Several facts and trends related to aging successfully have inspired research efforts and gained the attention of businesses and the public. These projections compel us to find out how we can age successfully!

  • 13% of our population is over 65 years. In 2040, this proportion will grow to 20%.
  • Today, four out of five persons can expect to live at least 65 years, three times as many as in 1900.
  • For those who reach 65, there is a greater than 50% chance to live past 80 years. (Women at 65 can expect to live an additional 19.2 years, and men, 15.5 years.)  (AARP, 1997).
  • Life expectancy is now 76 years, compared to 47 years in 1900.
  • In a study by Brandeis University 70% of women over 65 years reported their health to be good.
  • The "old-old" --  over 85 -- are the fastest growing segment of the population, now 10% of those over 65 years.
  • Today's 85 year-olds are likely to live past 90 years.
  • Recently in the Journal of the American Medical Association (2/4/98), a study found that 80-year-olds would rather live longer in their current state of health than a shorter life in excellent health. This surprised family surrogates who predicted a choice of shorter life of higher quality.
  • There may be as many as 60,000 centenarians living today and by 2040 this number will at least double
  • The incidence of chronic disease in older adults is declining.
  • More than 90% of non-instutionalized persons over 70 years are able to perform one or more activities of daily living (ADLs), according to a recent study.
Myths and Realities of Aging 2000

In March 2000 the National Council on the Aging (NCOA) reported the results of a survey of more than 3000 adults of all ages. These findings presented a startling contrast to NCOA's 1974 Myths and Realities survey. These 2000 "realities" refute many of the myths about older adults that have persisted. In fact, these findings shed a new and more positive light on the attitudes of younger persons about older adults and older adults about themselves.

The following surprising and optimistic findings help answer the question, "Why Study Successful Aging?"

  • 84% of all aged Americans reported being happy if they lived to 90 years.
  • Most Americans characterize the present as the "best years" of their lives.
  • 66% of all ages -- 44% of those 70 years and older, and 33% of those 80 years and older -- felt these were their best years.
  • Most persons of color over 65 years considered these the best years of their lives (60% of African Americans and 57% of Hispanics).
  • A "specific" age no longer indicates the onset of old age or the time of retirement.
  • The concept of middle age extends past 70 years (45% of those between 65 and 69 years and 1/3 of those over 70 years consider themselves to be middle-aged.
  • More than 3/4 of persons under 65 years feel that older adults deserve more respect and benefits.
  • While younger persons perceive problems such as loneliness and financial woes more significant to older adults, worries of crime, finances and personal health actually diminished over the past 25 years among the older population.
  • Three quarters of persons over 65 years report that 75-year-old men and women are potentially "sexy" and validate the importance of sexual relationships in later life.
The New England Centenarian Study

Several lessons to be learned from this study give us reason for an optimistic view of later life success.

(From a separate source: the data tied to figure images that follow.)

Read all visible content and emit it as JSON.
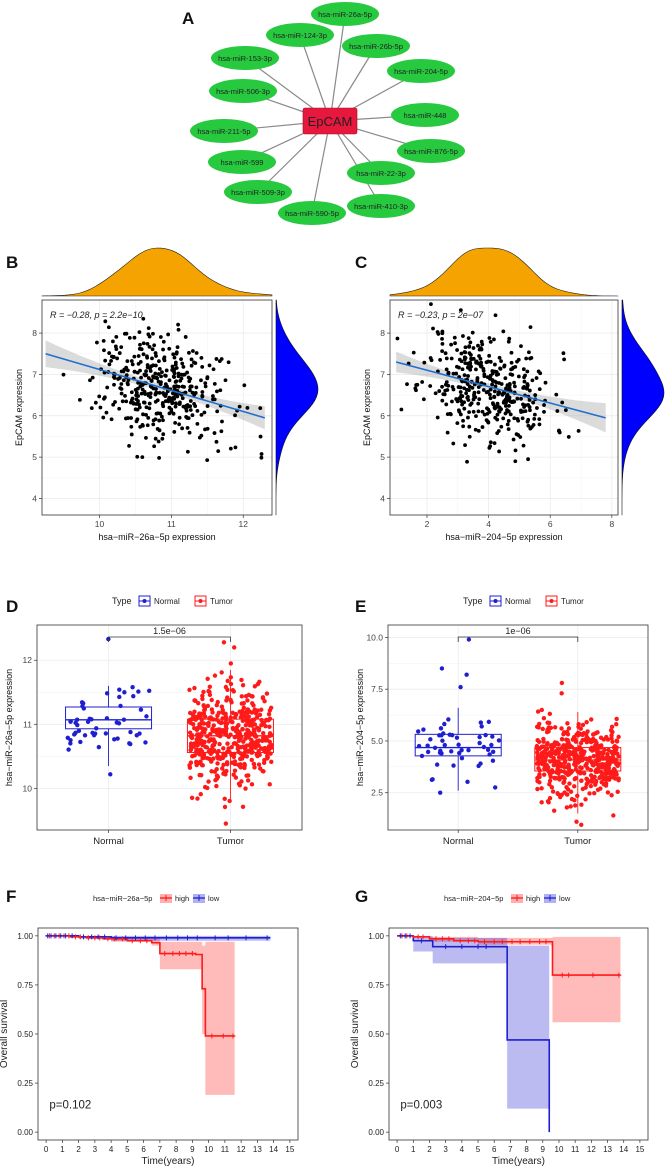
{
  "panel_letters": {
    "a": "A",
    "b": "B",
    "c": "C",
    "d": "D",
    "e": "E",
    "f": "F",
    "g": "G"
  },
  "colors": {
    "hub": "#e8173d",
    "node": "#27c93f",
    "scatter": "#000000",
    "fit": "#1f6fd1",
    "density_x": "#f5a300",
    "density_y": "#0000ff",
    "normal": "#1f1fd0",
    "tumor": "#ff1a1a"
  },
  "chart_data": [
    {
      "id": "A",
      "type": "network",
      "hub": "EpCAM",
      "nodes": [
        "hsa-miR-26a-5p",
        "hsa-miR-26b-5p",
        "hsa-miR-204-5p",
        "hsa-miR-448",
        "hsa-miR-876-5p",
        "hsa-miR-22-3p",
        "hsa-miR-410-3p",
        "hsa-miR-590-5p",
        "hsa-miR-509-3p",
        "hsa-miR-599",
        "hsa-miR-211-5p",
        "hsa-miR-506-3p",
        "hsa-miR-153-3p",
        "hsa-miR-124-3p"
      ]
    },
    {
      "id": "B",
      "type": "scatter",
      "annotation": "R = −0.28, p = 2.2e−10",
      "xlabel": "hsa−miR−26a−5p expression",
      "ylabel": "EpCAM expression",
      "xlim": [
        9.2,
        12.4
      ],
      "ylim": [
        3.6,
        8.8
      ],
      "xticks": [
        10,
        11,
        12
      ],
      "yticks": [
        4,
        5,
        6,
        7,
        8
      ],
      "fit": {
        "x": [
          9.25,
          12.3
        ],
        "y": [
          7.5,
          5.95
        ]
      },
      "x_center": 10.85,
      "x_spread": 0.45,
      "y_spread": 0.65,
      "n": 400,
      "seed": 7
    },
    {
      "id": "C",
      "type": "scatter",
      "annotation": "R = −0.23, p = 2e−07",
      "xlabel": "hsa−miR−204−5p expression",
      "ylabel": "EpCAM expression",
      "xlim": [
        0.8,
        8.2
      ],
      "ylim": [
        3.6,
        8.8
      ],
      "xticks": [
        2,
        4,
        6,
        8
      ],
      "yticks": [
        4,
        5,
        6,
        7,
        8
      ],
      "fit": {
        "x": [
          1.0,
          7.8
        ],
        "y": [
          7.3,
          5.95
        ]
      },
      "x_center": 4.0,
      "x_spread": 1.05,
      "y_spread": 0.65,
      "n": 400,
      "seed": 11
    },
    {
      "id": "D",
      "type": "box",
      "legend_title": "Type",
      "groups": [
        "Normal",
        "Tumor"
      ],
      "ylabel": "hsa−miR−26a−5p expression",
      "ylim": [
        9.35,
        12.55
      ],
      "yticks": [
        10,
        11,
        12
      ],
      "pvalue": "1.5e−06",
      "boxes": [
        {
          "q1": 10.93,
          "median": 11.07,
          "q3": 11.27,
          "lo": 10.35,
          "hi": 11.6,
          "n": 50,
          "spread": 0.26,
          "outliers": [
            12.33,
            10.22
          ]
        },
        {
          "q1": 10.56,
          "median": 10.82,
          "q3": 11.08,
          "lo": 9.8,
          "hi": 11.85,
          "n": 470,
          "spread": 0.38,
          "outliers": [
            9.45,
            12.28,
            12.2
          ]
        }
      ],
      "seed": 21
    },
    {
      "id": "E",
      "type": "box",
      "legend_title": "Type",
      "groups": [
        "Normal",
        "Tumor"
      ],
      "ylabel": "hsa−miR−204−5p expression",
      "ylim": [
        0.7,
        10.6
      ],
      "yticks": [
        2.5,
        5.0,
        7.5,
        10.0
      ],
      "pvalue": "1e−06",
      "boxes": [
        {
          "q1": 4.28,
          "median": 4.68,
          "q3": 5.32,
          "lo": 2.6,
          "hi": 6.6,
          "n": 50,
          "spread": 0.8,
          "outliers": [
            9.9,
            8.5,
            8.2,
            7.6,
            2.5
          ]
        },
        {
          "q1": 3.55,
          "median": 4.08,
          "q3": 4.68,
          "lo": 1.5,
          "hi": 6.4,
          "n": 470,
          "spread": 0.9,
          "outliers": [
            7.8,
            7.3,
            0.95,
            1.1
          ]
        }
      ],
      "seed": 33
    },
    {
      "id": "F",
      "type": "survival",
      "strata_title": "hsa−miR−26a−5p",
      "legend": [
        "high",
        "low"
      ],
      "xlabel": "Time(years)",
      "ylabel": "Overall survival",
      "xlim": [
        -0.5,
        15.5
      ],
      "ylim": [
        -0.04,
        1.04
      ],
      "xticks": [
        0,
        1,
        2,
        3,
        4,
        5,
        6,
        7,
        8,
        9,
        10,
        11,
        12,
        13,
        14,
        15
      ],
      "yticks": [
        0.0,
        0.25,
        0.5,
        0.75,
        1.0
      ],
      "yticklabels": [
        "0.00",
        "0.25",
        "0.50",
        "0.75",
        "1.00"
      ],
      "pvalue": "p=0.102",
      "high": {
        "steps": [
          [
            0,
            1.0
          ],
          [
            1.5,
            0.995
          ],
          [
            2.5,
            0.99
          ],
          [
            3.5,
            0.985
          ],
          [
            5,
            0.975
          ],
          [
            6.5,
            0.965
          ],
          [
            7,
            0.91
          ],
          [
            9.2,
            0.905
          ],
          [
            9.6,
            0.73
          ],
          [
            9.8,
            0.49
          ],
          [
            11.6,
            0.49
          ]
        ],
        "ci": [
          [
            0,
            1.0,
            1.0
          ],
          [
            2,
            0.99,
            0.999
          ],
          [
            4,
            0.97,
            0.995
          ],
          [
            6.5,
            0.95,
            0.99
          ],
          [
            7,
            0.83,
            0.97
          ],
          [
            9.6,
            0.5,
            0.95
          ],
          [
            9.8,
            0.19,
            0.97
          ],
          [
            11.6,
            0.19,
            0.97
          ]
        ],
        "censors": [
          0.2,
          0.5,
          0.8,
          1.1,
          1.4,
          1.8,
          2.1,
          2.6,
          3.0,
          3.3,
          3.8,
          4.2,
          4.7,
          5.3,
          5.8,
          6.2,
          7.3,
          7.8,
          8.2,
          8.6,
          9.0,
          10.2,
          10.9,
          11.5
        ]
      },
      "low": {
        "steps": [
          [
            0,
            1.0
          ],
          [
            2.0,
            0.995
          ],
          [
            4.0,
            0.99
          ],
          [
            13.8,
            0.99
          ]
        ],
        "ci": [
          [
            0,
            1.0,
            1.0
          ],
          [
            2.0,
            0.985,
            1.0
          ],
          [
            4.0,
            0.975,
            1.0
          ],
          [
            13.8,
            0.975,
            1.0
          ]
        ],
        "censors": [
          0.1,
          0.3,
          0.6,
          0.9,
          1.2,
          1.6,
          2.3,
          2.8,
          3.2,
          3.6,
          4.3,
          4.9,
          5.5,
          6.1,
          6.7,
          7.4,
          8.1,
          8.7,
          9.3,
          10.4,
          11.2,
          12.3,
          13.6
        ]
      }
    },
    {
      "id": "G",
      "type": "survival",
      "strata_title": "hsa−miR−204−5p",
      "legend": [
        "high",
        "low"
      ],
      "xlabel": "Time(years)",
      "ylabel": "Overall survival",
      "xlim": [
        -0.5,
        15.5
      ],
      "ylim": [
        -0.04,
        1.04
      ],
      "xticks": [
        0,
        1,
        2,
        3,
        4,
        5,
        6,
        7,
        8,
        9,
        10,
        11,
        12,
        13,
        14,
        15
      ],
      "yticks": [
        0.0,
        0.25,
        0.5,
        0.75,
        1.0
      ],
      "yticklabels": [
        "0.00",
        "0.25",
        "0.50",
        "0.75",
        "1.00"
      ],
      "pvalue": "p=0.003",
      "high": {
        "steps": [
          [
            0,
            1.0
          ],
          [
            1.0,
            0.995
          ],
          [
            2.0,
            0.985
          ],
          [
            3.5,
            0.975
          ],
          [
            5.0,
            0.97
          ],
          [
            9.5,
            0.97
          ],
          [
            9.6,
            0.8
          ],
          [
            13.8,
            0.8
          ]
        ],
        "ci": [
          [
            0,
            1.0,
            1.0
          ],
          [
            2.0,
            0.97,
            0.995
          ],
          [
            5.0,
            0.955,
            0.99
          ],
          [
            9.5,
            0.95,
            0.99
          ],
          [
            9.6,
            0.56,
            0.995
          ],
          [
            13.8,
            0.56,
            0.995
          ]
        ],
        "censors": [
          0.3,
          0.6,
          1.3,
          1.6,
          2.4,
          2.8,
          3.2,
          3.9,
          4.4,
          4.8,
          5.4,
          6.0,
          6.5,
          7.1,
          7.6,
          8.2,
          8.8,
          9.2,
          10.2,
          10.6,
          12.1,
          13.7
        ]
      },
      "low": {
        "steps": [
          [
            0,
            1.0
          ],
          [
            1.0,
            0.975
          ],
          [
            2.2,
            0.945
          ],
          [
            6.8,
            0.47
          ],
          [
            9.4,
            0.0
          ]
        ],
        "ci": [
          [
            0,
            1.0,
            1.0
          ],
          [
            1.0,
            0.92,
            1.0
          ],
          [
            2.2,
            0.86,
            0.99
          ],
          [
            6.8,
            0.12,
            0.95
          ],
          [
            9.4,
            0.12,
            0.95
          ]
        ],
        "censors": [
          0.2,
          0.5,
          0.8,
          1.5,
          3.0,
          4.0,
          5.0,
          5.5
        ]
      }
    }
  ]
}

  • A positive attitude about age: seeing it as an opportunity, NOT a limitation.
  • Most of us have the genetic potential to live 85 years. Prudent health measure will better our chances of living to 100 and make the most of our "healthy" years.
  • Exercise, especially weight resistance, is significant to our health and "feeling well."
  • "Use it or lose it" is not an old cliche' -- keeping mentally active and seeking different and new activities is key to a successful old age.
  • Moderate eating -- take in low fats and sugars , be generous with fruits and vegetables, and take vitamin supplements.
  • Eliminate stress.
      • (Perls and Hutter Silver, 1999).